Am reasonably familiar with the Ruger lineup, and am familiar with your VLE. One of my rifles is similar in concept.

I have a Rem 700 that started life as a 700 VS, "varmint synthetic" and it's been an excellent rifle for me, for 23 or 24 years and a couple of barrels now. Mine is a 308 Win. It was my SWAT rifle for 12 years.

These days I'm using it mostly for predator, coyote hunting. It's been kind of under-employed for the past three or four years. I just put a new scope on it, that is working out really well:

A 6x SWFA "super sniper" which is a silly name for a very good scope at a bargain price. The SWFA scopes are a little heavy, but have good glass and very repeatable windage & elevation adjustments. I happen to prefer a fixed power scope for several reasons. Simplicity. Usually quite rugged. Fewer parts.

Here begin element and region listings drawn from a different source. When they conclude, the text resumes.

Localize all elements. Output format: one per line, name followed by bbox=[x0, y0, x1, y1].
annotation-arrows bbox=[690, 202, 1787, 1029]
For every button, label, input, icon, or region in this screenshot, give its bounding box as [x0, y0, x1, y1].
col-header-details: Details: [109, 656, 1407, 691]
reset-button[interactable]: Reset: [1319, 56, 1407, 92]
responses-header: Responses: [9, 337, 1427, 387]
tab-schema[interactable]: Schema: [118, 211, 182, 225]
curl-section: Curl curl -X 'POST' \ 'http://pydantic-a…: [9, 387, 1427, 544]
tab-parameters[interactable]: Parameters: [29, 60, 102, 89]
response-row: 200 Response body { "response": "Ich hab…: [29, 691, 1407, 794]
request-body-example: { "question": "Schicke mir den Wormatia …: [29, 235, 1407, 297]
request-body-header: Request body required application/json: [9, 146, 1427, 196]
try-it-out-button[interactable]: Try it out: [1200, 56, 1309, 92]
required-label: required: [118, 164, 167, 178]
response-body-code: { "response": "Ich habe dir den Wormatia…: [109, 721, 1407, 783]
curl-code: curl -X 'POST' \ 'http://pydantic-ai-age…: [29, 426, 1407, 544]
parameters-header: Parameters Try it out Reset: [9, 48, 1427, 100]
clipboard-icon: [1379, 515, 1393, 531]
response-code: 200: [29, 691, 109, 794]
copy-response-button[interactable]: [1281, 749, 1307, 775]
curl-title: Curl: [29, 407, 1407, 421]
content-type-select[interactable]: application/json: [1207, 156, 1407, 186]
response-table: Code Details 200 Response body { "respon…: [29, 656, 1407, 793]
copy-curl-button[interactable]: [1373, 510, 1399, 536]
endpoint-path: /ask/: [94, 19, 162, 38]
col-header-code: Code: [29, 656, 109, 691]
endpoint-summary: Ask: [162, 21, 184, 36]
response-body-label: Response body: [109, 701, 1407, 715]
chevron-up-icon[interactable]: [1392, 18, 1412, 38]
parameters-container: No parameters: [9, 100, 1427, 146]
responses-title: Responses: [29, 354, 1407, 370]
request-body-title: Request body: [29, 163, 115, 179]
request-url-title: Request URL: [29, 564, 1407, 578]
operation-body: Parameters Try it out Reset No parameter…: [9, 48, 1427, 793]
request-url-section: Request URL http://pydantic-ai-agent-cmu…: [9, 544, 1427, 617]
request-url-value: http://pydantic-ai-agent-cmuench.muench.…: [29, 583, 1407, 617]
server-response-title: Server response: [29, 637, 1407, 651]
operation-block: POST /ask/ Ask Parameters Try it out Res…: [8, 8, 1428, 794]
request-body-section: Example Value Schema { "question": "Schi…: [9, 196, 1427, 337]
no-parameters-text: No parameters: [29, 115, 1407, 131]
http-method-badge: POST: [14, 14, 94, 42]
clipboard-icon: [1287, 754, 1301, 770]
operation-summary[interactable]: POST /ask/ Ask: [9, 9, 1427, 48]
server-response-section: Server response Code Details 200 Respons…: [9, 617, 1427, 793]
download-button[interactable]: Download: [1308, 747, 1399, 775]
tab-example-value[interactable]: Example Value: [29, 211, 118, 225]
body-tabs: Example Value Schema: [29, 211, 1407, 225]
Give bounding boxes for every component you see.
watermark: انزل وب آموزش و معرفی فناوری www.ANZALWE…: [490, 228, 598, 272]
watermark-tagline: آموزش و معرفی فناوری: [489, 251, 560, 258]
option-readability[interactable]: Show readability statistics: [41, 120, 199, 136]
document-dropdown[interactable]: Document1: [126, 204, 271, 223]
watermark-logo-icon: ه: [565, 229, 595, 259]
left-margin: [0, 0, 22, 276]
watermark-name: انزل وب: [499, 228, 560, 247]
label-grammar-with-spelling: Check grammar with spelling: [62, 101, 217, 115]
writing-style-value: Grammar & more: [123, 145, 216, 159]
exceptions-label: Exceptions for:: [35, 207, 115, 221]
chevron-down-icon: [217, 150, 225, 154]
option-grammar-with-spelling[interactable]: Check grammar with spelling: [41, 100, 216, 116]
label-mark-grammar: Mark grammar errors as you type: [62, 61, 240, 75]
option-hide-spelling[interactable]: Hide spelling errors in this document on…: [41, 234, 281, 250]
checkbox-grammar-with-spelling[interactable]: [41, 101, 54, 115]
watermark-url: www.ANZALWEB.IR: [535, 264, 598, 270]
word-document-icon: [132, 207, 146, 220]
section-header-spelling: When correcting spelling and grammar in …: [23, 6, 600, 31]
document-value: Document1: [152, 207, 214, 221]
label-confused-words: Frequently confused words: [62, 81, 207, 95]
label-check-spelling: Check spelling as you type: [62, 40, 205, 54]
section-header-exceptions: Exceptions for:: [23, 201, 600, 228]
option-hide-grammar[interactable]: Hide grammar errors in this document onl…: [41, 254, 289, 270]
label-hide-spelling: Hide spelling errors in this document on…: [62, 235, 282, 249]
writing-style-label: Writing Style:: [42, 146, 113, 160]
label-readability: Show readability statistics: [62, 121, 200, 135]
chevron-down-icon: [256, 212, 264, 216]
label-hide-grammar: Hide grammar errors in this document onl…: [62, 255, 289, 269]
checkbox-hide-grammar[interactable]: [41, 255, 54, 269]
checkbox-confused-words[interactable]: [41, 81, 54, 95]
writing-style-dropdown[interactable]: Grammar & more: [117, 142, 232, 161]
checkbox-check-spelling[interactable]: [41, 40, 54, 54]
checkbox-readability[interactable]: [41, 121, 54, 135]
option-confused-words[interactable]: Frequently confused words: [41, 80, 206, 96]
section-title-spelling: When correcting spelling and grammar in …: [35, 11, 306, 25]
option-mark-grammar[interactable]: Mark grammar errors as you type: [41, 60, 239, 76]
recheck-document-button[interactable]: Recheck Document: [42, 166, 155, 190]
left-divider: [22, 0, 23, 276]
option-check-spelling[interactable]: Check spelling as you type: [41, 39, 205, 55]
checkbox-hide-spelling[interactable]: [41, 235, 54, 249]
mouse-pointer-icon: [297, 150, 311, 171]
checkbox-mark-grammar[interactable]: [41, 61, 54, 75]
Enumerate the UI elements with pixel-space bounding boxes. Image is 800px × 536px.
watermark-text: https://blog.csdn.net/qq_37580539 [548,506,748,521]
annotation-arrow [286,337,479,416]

For the shooter, there's no worry about first or second focal plane. There's only one plane!

Mine has the mil reticle, but they're also offered with an MOA reticle. It does have large, exposed turrets, but I've always had scopes with large "target" type turrets on this rifle and I'm very comfortable with it.







SWFA 6x scope

It's not a $1500 Nightforce or whatever, but it's one heck of a scope, particularly for the money.